なゆちゃんがこの店に『引き篭ってる』のも頷ける話である。
「今失礼な事を考えたでしょう?」
「え? そうかな? なゆちゃんは今日も可愛いなぁって思ってただけだよ」
「うそつき」
そう言ってチェックを取るなゆちゃん。あれえ? もしかして僕は僕では無く僕の生き霊なのかな? 考えてる事が筒抜けみたいだ。
「あなたの考えていることくらいわかるわ。私を誰だと思ってるの?」
「なゆちゃん」
「なゆちゃんって呼ばないで。呼び捨てして」
「阿僧祇」
「そっちじゃないわ」
「隙あり」
「あっ」
なゆちゃんが会話に気を取られている隙に状況を覆す僕。しめしめ。
「そう。今日は小狡いキャラなのね」
「キャラって何さ」
「あなたが毎日備えている違いよ」
「そんなのあるかな? 僕はいつも一緒だよ?」
「そう思っていればいいのだわ」
「僕ほど地味で普通の人間はいないよ」
「あなたが普通だったら雇ってなかったかもね」
なんだか良くわからないが、普通だったら雇っていなかったというのは心外だ。まるで僕が普通じゃないみたいに言うけど、僕なんかとりたてて特筆する所のない男である。なゆちゃんに見えている世界は相変わらず不可思議だ。

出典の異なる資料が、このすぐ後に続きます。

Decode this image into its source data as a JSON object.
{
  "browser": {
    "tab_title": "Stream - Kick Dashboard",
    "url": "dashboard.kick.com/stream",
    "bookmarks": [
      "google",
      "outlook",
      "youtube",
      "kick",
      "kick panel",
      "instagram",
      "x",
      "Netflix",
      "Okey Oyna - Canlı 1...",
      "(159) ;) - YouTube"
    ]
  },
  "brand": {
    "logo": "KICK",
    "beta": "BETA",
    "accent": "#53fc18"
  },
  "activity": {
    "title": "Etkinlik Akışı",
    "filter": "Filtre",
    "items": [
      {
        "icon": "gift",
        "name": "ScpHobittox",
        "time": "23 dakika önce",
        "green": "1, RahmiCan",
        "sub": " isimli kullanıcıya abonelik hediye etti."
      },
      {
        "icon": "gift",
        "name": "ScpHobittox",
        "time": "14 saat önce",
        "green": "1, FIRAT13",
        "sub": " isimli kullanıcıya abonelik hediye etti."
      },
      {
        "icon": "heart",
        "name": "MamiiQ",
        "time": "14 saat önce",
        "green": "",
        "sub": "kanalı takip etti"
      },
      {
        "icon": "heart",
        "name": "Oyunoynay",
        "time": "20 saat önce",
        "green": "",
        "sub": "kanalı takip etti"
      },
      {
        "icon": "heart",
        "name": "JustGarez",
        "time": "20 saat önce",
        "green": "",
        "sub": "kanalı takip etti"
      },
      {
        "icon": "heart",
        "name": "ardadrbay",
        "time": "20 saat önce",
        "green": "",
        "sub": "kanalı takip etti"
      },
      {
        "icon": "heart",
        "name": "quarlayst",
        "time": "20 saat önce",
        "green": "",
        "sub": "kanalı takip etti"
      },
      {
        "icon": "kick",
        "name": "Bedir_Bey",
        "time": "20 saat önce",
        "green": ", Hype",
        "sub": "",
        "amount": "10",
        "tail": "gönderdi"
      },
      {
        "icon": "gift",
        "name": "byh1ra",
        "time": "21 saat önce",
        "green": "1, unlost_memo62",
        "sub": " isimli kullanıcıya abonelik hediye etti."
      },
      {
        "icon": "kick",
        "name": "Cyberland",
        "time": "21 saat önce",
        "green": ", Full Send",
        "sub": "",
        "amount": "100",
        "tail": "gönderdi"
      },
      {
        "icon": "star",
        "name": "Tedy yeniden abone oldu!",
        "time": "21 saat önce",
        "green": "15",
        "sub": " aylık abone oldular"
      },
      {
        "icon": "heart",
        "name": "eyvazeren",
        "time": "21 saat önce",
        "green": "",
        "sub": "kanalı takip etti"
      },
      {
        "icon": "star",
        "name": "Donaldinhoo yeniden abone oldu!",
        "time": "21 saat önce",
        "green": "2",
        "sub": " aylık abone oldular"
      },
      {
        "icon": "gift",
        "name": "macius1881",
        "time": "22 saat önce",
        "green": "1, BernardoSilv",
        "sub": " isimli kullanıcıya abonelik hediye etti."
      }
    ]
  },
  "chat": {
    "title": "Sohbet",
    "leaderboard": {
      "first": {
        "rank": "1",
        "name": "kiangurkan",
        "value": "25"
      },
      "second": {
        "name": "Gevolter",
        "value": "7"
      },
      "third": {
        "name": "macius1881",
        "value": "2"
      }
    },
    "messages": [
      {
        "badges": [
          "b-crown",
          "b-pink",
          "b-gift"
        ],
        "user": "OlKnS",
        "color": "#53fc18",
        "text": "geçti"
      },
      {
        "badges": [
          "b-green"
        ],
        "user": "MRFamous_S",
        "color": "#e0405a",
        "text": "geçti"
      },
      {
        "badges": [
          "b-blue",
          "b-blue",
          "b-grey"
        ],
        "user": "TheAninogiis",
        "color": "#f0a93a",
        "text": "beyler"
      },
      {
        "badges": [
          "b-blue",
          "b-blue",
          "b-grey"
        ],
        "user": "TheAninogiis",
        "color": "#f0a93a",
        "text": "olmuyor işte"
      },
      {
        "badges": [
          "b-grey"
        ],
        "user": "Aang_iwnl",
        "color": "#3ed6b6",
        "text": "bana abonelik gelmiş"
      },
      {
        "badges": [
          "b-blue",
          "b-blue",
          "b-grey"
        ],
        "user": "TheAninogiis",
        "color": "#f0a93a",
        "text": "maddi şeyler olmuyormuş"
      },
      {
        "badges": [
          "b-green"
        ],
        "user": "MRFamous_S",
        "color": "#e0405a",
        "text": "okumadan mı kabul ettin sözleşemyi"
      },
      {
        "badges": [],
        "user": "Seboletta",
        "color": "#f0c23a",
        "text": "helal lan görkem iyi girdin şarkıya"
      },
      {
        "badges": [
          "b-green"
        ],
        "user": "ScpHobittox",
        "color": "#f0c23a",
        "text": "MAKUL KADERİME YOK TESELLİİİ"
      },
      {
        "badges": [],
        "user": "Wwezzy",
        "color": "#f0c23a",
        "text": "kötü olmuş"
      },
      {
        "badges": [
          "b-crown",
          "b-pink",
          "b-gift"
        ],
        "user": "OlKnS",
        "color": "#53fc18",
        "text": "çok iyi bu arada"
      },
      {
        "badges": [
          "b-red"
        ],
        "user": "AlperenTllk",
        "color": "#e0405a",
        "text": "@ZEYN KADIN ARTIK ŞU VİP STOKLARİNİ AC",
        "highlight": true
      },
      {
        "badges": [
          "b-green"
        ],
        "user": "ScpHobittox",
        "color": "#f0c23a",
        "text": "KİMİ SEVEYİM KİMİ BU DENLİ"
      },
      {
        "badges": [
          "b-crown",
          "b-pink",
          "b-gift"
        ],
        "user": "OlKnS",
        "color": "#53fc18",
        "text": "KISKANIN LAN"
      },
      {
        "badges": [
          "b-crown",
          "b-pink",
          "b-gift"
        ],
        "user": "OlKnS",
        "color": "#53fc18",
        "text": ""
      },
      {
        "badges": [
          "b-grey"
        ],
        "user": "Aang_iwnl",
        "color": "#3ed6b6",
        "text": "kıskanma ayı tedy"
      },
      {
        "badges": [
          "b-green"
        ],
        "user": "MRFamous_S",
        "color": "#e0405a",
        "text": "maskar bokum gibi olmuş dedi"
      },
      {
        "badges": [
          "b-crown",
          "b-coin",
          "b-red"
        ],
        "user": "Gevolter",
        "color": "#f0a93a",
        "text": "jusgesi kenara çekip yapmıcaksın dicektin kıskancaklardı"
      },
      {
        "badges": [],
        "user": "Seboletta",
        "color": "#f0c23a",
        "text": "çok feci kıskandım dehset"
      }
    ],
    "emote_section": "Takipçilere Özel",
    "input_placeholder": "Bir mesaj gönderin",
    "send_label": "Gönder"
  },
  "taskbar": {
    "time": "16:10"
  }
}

「さっきの話だけど、そんなに霊が沢山居るってなんか不思議だなぁ。皆んな成仏しないのかな? それとも出来ない?」
「どうかしらね。私はあの世のことはわからないわ。あの世には行ったことないもの」
そう言うが早いか、なゆちゃんのチェックメイト。
結局今日も僕が負けるのだった。